Say a module $M$ is of type $FL_n$ if there is an exact sequence
$A^{k_n} \rightarrow \cdots \rightarrow A^{k_0} \rightarrow M \rightarrow 0$.
Note that $FL_0$ means finitely generated, and $FL_1$ means finitely presented.
Let $L$, $M$, $N$ be in an exact sequence as above, and consider the sequence of statements:
..., $L$ is $FL_1$, $M$ is $FL_1$, $N$ is $FL_1$, $L$ is $FL_0$, $M$ is $FL_0$, $N$ is $FL_0$, (true).
The general fact is that any statement is this sequence is implied by its two neighbors. (For instance, if $M$ is $FL_1$ and $L$ is $FL_0$ then $N$ is $FL_1$.) This can be proven by induction and the snake lemma (unless I made a mistake!). The five results above are special cases of this general fact.
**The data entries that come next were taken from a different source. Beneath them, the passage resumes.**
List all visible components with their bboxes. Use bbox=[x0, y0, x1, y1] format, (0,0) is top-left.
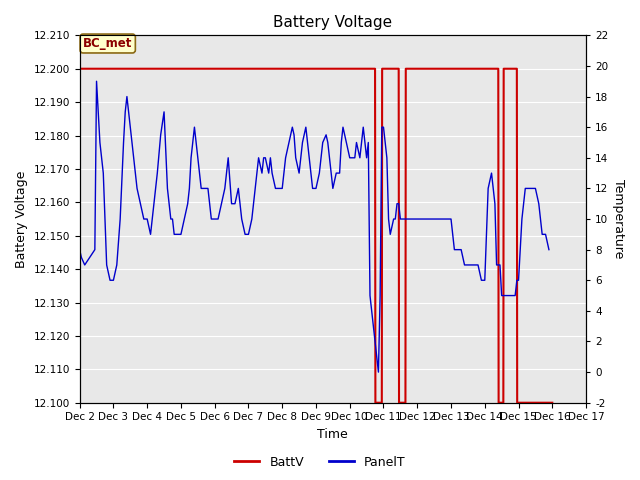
X-axis label: Time: Time bbox=[317, 428, 348, 441]
Y-axis label: Temperature: Temperature bbox=[612, 180, 625, 259]
Title: Battery Voltage: Battery Voltage bbox=[273, 15, 392, 30]
Y-axis label: Battery Voltage: Battery Voltage bbox=[15, 170, 28, 268]
Text: BC_met: BC_met bbox=[83, 37, 132, 50]
Legend: BattV, PanelT: BattV, PanelT bbox=[229, 451, 411, 474]
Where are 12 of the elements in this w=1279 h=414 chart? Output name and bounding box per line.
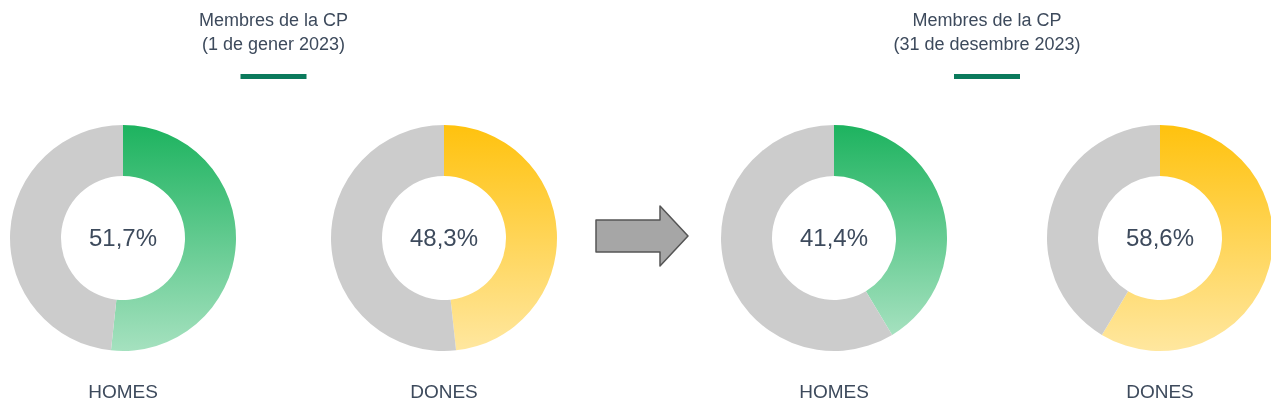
text: DONES	[410, 381, 478, 402]
data-label: 51,7%	[88, 224, 158, 252]
text: Membres de la CP (31 de desembre 2023)	[893, 10, 1081, 54]
text: HOMES	[799, 381, 869, 402]
donut-slice	[721, 125, 893, 351]
data-label: 58,6%	[1125, 224, 1195, 252]
donut-slice	[1101, 125, 1271, 351]
data-label: 48,3%	[409, 224, 479, 252]
text: Membres de la CP (1 de gener 2023)	[198, 10, 349, 54]
text: DONES	[1126, 381, 1194, 402]
text: HOMES	[88, 381, 158, 402]
data-label: 41,4%	[799, 224, 869, 252]
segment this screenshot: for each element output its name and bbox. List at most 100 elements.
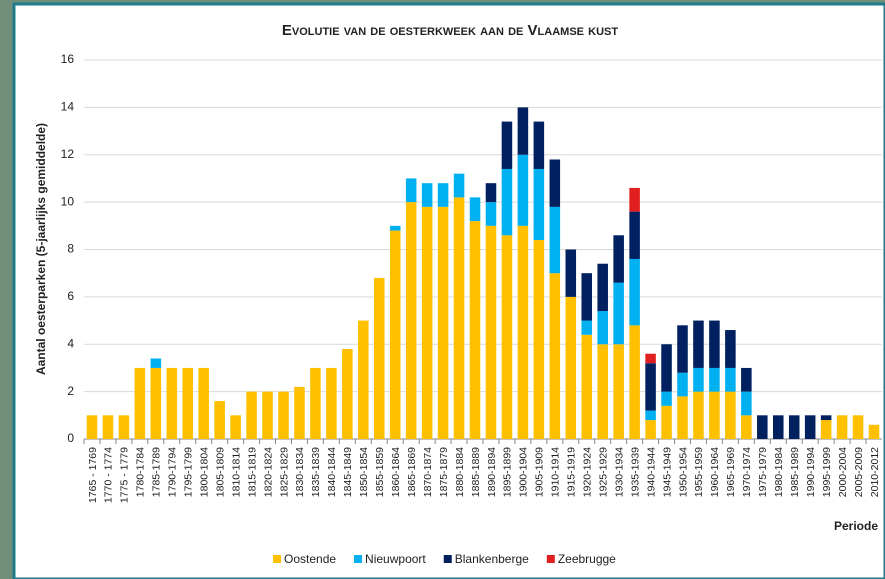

Now for my question: Is this general fact a consequence of a long exact sequence in homology? If there were some homology theory such that $H_i(M)$ could detect whether $M$ was of type $FL_i$, the fact would follow immediately. (Maybe $M$ is of type $FL_i$ if and only if $H_i(M)$ is finitely generated, for instance.) Is there such a theory?
One last remark: this post (finitely presented implies always finitely presented, Does "finitely presented" mean "always finitely presented"? (Answered: Yes!)) also makes me feel like there might be something interesting going on, even though I can't say precisely what.